Marcelo Rebelo de Sousa considerou, este sábado, «sensatas» as decisões do Tribunal Constitucional em relação às candidaturas a câmaras e juntas de freguesia, mas disse que a lei [de limitação de mandatos] está mal feita e tem que ser revista.

«O Tribunal Constitucional (TC) atuou com bom senso, no sentido em que fez uma interpretação jurídica, a meu ver correta da Constituição», afirmou à agência Lusa, à margem da apresentação dos candidatos do PSD à câmara de Santarém.

«Relativamente às câmaras vejo que o Tribunal Constitucional seguiu a linha tradicional e na dúvida opta pelos direitos dos cidadãos, neste caso o direito a ser candidato», afirmou, sublinhando tratar-se de «uma interpretação generosa».

Generosa foi também, de acordo com o comentador político e ex-líder do PSD, a decisão de permitir que atuais presidentes de junta há três mandatos se recandidatem à presidência de uniões de freguesias.

«O TC foi também para a interpretação mais generosa, entendendo que a freguesia não é o mesmo que união de freguesia que a íntegra, o que em rigor é diferente», sublinhou.

O Tribunal Constitucional admitiu a candidatura de presidentes de juntas com três mandatos a uniões de freguesias, por considerar que estas são uma nova entidade jurídica e territorial, resolvendo uma dúvida de centenas de candidatos em todo o país.

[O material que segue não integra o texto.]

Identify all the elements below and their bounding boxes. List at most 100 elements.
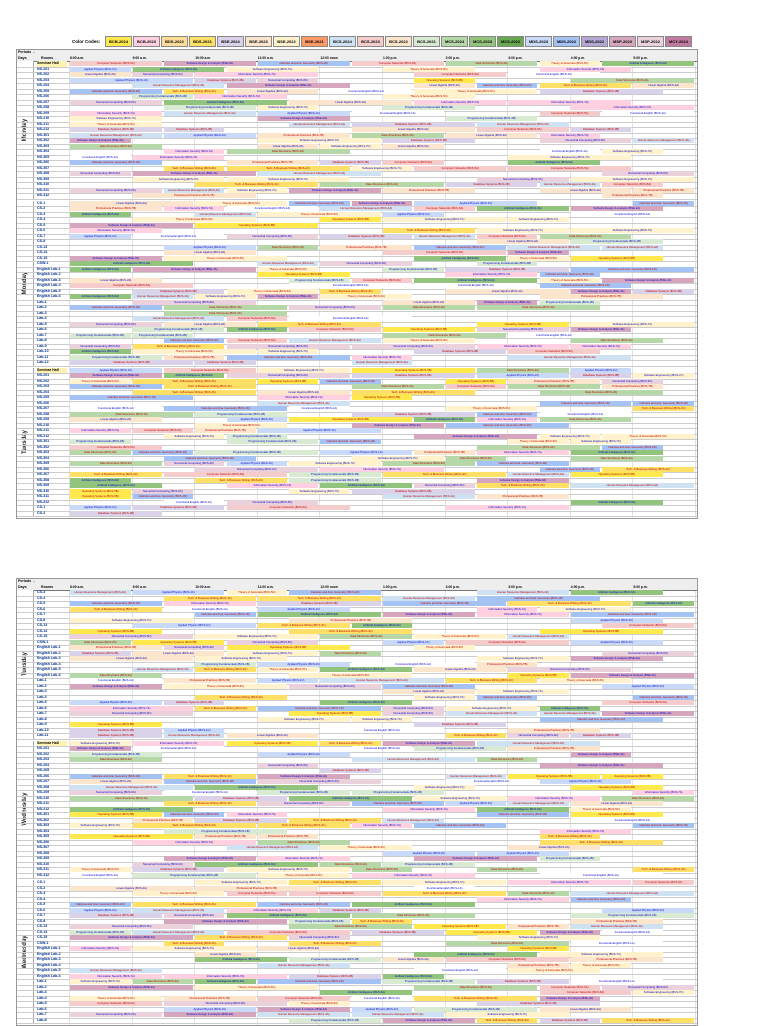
class-cell: Theory of Automata (BCS-5C): [70, 996, 162, 1001]
class-cell: Software Design & Analysis (BSE-3A): [70, 684, 162, 689]
class-cell: Information Security (BCS-7A): [540, 67, 632, 72]
class-cell: Human Resource Management (BCS-4A): [195, 212, 256, 217]
class-cell: Database Systems (BCS-3B): [70, 127, 162, 132]
class-cell: Data Structures (BCS-3A): [352, 133, 444, 138]
class-cell: Database Systems (BCS-3B): [195, 78, 256, 83]
class-cell: Functional English (BCS-1A): [540, 149, 601, 154]
class-cell: Numerical Computing (BCS-6C): [352, 344, 475, 349]
class-cell: Tech. & Business Writing (BCS-4C): [195, 478, 287, 483]
class-cell: Database Systems (BCS-3B): [320, 768, 381, 773]
class-cell: Professional Practices (BCS-7B): [320, 245, 412, 250]
class-cell: Software Engineering (BCS-7C): [571, 177, 694, 182]
class-cell: Software Engineering (BCS-7C): [70, 618, 193, 623]
class-cell: Database Systems (BCS-3B): [195, 818, 287, 823]
class-cell: Linear Algebra (BCS-2A): [477, 239, 569, 244]
class-cell: Calculus and Ana. Geometry (BCS-1D): [70, 89, 162, 94]
class-cell: Tech. & Business Writing (BCS-4C): [446, 678, 538, 683]
class-cell: Tech. & Business Writing (BCS-4C): [289, 818, 381, 823]
class-cell: Calculus and Ana. Geometry (BCS-1D): [164, 812, 225, 817]
class-cell: Software Engineering (BCS-7C): [195, 634, 318, 639]
class-cell: Computer Networks (BCS-5A): [633, 880, 694, 885]
class-cell: Information Security (BCS-7A): [164, 601, 256, 606]
class-cell: Programming Fundamentals (BCS-1B): [133, 94, 194, 99]
class-cell: Information Security (BCS-7A): [352, 355, 413, 360]
class-cell: Applied Physics (BCS-1C): [164, 1007, 256, 1012]
class-cell: Human Resource Management (BCS-4A): [540, 182, 601, 187]
class-cell: Calculus and Ana. Geometry (BCS-1D): [540, 272, 601, 277]
class-cell: Theory of Automata (BCS-5C): [414, 645, 475, 650]
class-cell: Artificial Intelligence (BCS-6A): [571, 590, 663, 595]
class-cell: Applied Physics (BCS-1C): [70, 908, 131, 913]
class-cell: Tech. & Business Writing (BCS-4C): [414, 996, 537, 1001]
class-cell: Applied Physics (BCS-1C): [352, 1007, 413, 1012]
class-cell: Information Security (BCS-7A): [164, 974, 287, 979]
class-cell: Computer Networks (BCS-5A): [508, 166, 631, 171]
class-cell: Data Structures (BCS-3A): [320, 634, 412, 639]
class-cell: Artificial Intelligence (BCS-6A): [414, 278, 537, 283]
class-cell: Software Engineering (BCS-7C): [508, 155, 631, 160]
class-cell: Operating Systems (BCS-5B): [70, 722, 162, 727]
class-cell: Linear Algebra (BCS-2A): [133, 651, 225, 656]
class-cell: Theory of Automata (BCS-5C): [70, 122, 162, 127]
class-cell: Linear Algebra (BCS-2A): [383, 957, 444, 962]
legend-chip: BSE-2023: [245, 36, 272, 47]
class-cell: Functional English (BCS-1A): [352, 996, 413, 1001]
class-cell: Software Design & Analysis (BSE-3A): [227, 83, 350, 88]
class-cell: Numerical Computing (BCS-6C): [258, 78, 319, 83]
class-cell: Calculus and Ana. Geometry (BCS-1D): [540, 467, 601, 472]
class-cell: Software Engineering (BCS-7C): [571, 439, 632, 444]
class-cell: Artificial Intelligence (BCS-6A): [164, 373, 225, 378]
class-cell: Database Systems (BCS-3B): [70, 913, 162, 918]
class-cell: Programming Fundamentals (BCS-1B): [571, 913, 694, 918]
class-cell: Artificial Intelligence (BCS-6A): [477, 807, 569, 812]
class-cell: Programming Fundamentals (BCS-1B): [195, 450, 318, 455]
class-cell: Professional Practices (BCS-7B): [383, 188, 475, 193]
class-cell: Database Systems (BCS-3B): [540, 1018, 601, 1023]
class-cell: Calculus and Ana. Geometry (BCS-1D): [164, 338, 225, 343]
class-cell: Data Structures (BCS-3A): [571, 338, 663, 343]
class-cell: Software Engineering (BCS-7C): [70, 741, 131, 746]
class-cell: Software Design & Analysis (BSE-3A): [133, 267, 256, 272]
class-cell: Computer Networks (BCS-5A): [258, 996, 350, 1001]
class-cell: Professional Practices (BCS-7B): [508, 963, 569, 968]
class-cell: Numerical Computing (BCS-6C): [133, 862, 194, 867]
class-cell: Artificial Intelligence (BCS-6A): [352, 902, 475, 907]
class-cell: Information Security (BCS-7A): [477, 607, 538, 612]
class-cell: Data Structures (BCS-3A): [227, 149, 350, 154]
class-cell: Software Design & Analysis (BSE-3A): [70, 256, 162, 261]
class-cell: Information Security (BCS-7A): [352, 823, 413, 828]
class-cell: Operating Systems (BCS-5B): [70, 812, 162, 817]
class-cell: Database Systems (BCS-3B): [352, 489, 475, 494]
class-cell: Theory of Automata (BCS-5C): [164, 256, 287, 261]
class-cell: Data Structures (BCS-3A): [258, 245, 319, 250]
class-cell: Applied Physics (BCS-1C): [164, 728, 225, 733]
class-cell: Numerical Computing (BCS-6C): [383, 706, 444, 711]
class-cell: Calculus and Ana. Geometry (BCS-1D): [258, 979, 381, 984]
class-cell: Human Resource Management (BCS-4A): [540, 711, 601, 716]
class-cell: Theory of Automata (BCS-5C): [195, 201, 287, 206]
class-cell: Tech. & Business Writing (BCS-4C): [289, 880, 381, 885]
class-cell: Numerical Computing (BCS-6C): [70, 100, 162, 105]
class-cell: Information Security (BCS-7A): [70, 706, 193, 711]
class-cell: Programming Fundamentals (BCS-1B): [70, 355, 162, 360]
class-cell: Functional English (BCS-1A): [540, 412, 632, 417]
class-cell: Numerical Computing (BCS-6C): [70, 322, 162, 327]
class-cell: Software Design & Analysis (BSE-3A): [70, 746, 131, 751]
class-cell: Operating Systems (BCS-5B): [477, 322, 569, 327]
class-cell: Calculus and Ana. Geometry (BCS-1D): [633, 401, 694, 406]
class-cell: Software Engineering (BCS-7C): [383, 880, 506, 885]
class-cell: Linear Algebra (BCS-2A): [289, 100, 412, 105]
class-cell: Theory of Automata (BCS-5C): [227, 289, 319, 294]
class-cell: Programming Fundamentals (BCS-1B): [414, 746, 506, 751]
class-cell: Theory of Automata (BCS-5C): [414, 634, 506, 639]
class-cell: Software Engineering (BCS-7C): [195, 880, 287, 885]
class-cell: Calculus and Ana. Geometry (BCS-1D): [133, 450, 194, 455]
periods-label: Periods →: [18, 50, 36, 55]
class-cell: Programming Fundamentals (BCS-1B): [227, 439, 319, 444]
class-cell: Database Systems (BCS-3B): [383, 138, 475, 143]
class-cell: Database Systems (BCS-3B): [258, 601, 381, 606]
class-cell: Programming Fundamentals (BCS-1B): [70, 752, 162, 757]
class-cell: Database Systems (BCS-3B): [320, 908, 381, 913]
class-cell: Information Security (BCS-7A): [508, 100, 631, 105]
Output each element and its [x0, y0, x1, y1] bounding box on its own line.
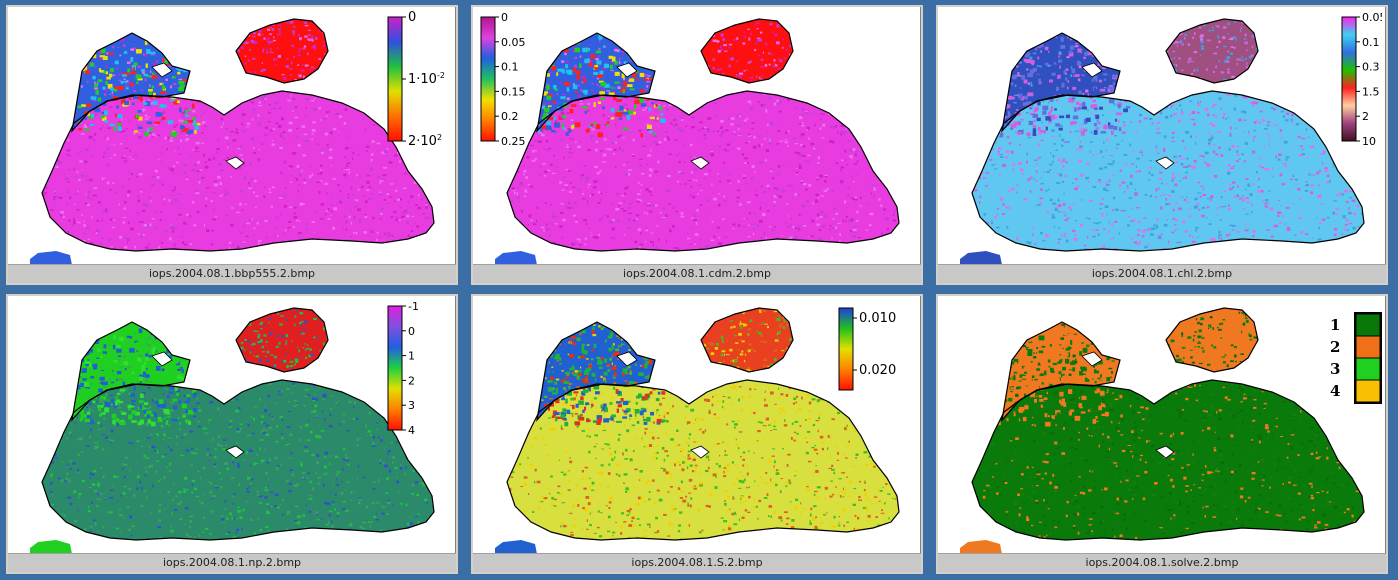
map-image-cdm: 0 0.05 0.1 0.15 0.2 0.25	[480, 11, 900, 265]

Na passada quinta-feira, o TC já tinha decidido que os presidentes de câmara que já tenham exercido três mandatos consecutivos podem ser candidatos a esta função noutro município nas eleições autárquicas de 29 de setembro.

A lei limita a três o número de mandatos que podem ser exercidos pelos presidentes de câmara e a decisão do TC vem esclarecer uma dúvida antiga, estabelecendo que esta limitação de mandatos apenas se aplica ao território onde o autarca desempenhou esta função e não a outros municípios.

Marcelo Rebelo de Sousa lamentou, no entanto, «que se tivesse que esperar praticamente até 20 dias antes das eleições» para conhecer a decisão que afeta centenas de autarcas, no caso das câmaras, sobretudo do PSD, e no caso das freguesias, de todos os partidos, com exceção do Bloco de Esquerda.

Em Santarém, Marcelo Rebelo de Sousa reafirmou aos jornalistas que «a lei está mal feita e tem que ser revista no futuro» tendo «o PS e o PSD que chegar a acordo sobre isso, mas em momento oportuno, não agora que estamos em cima de eleições».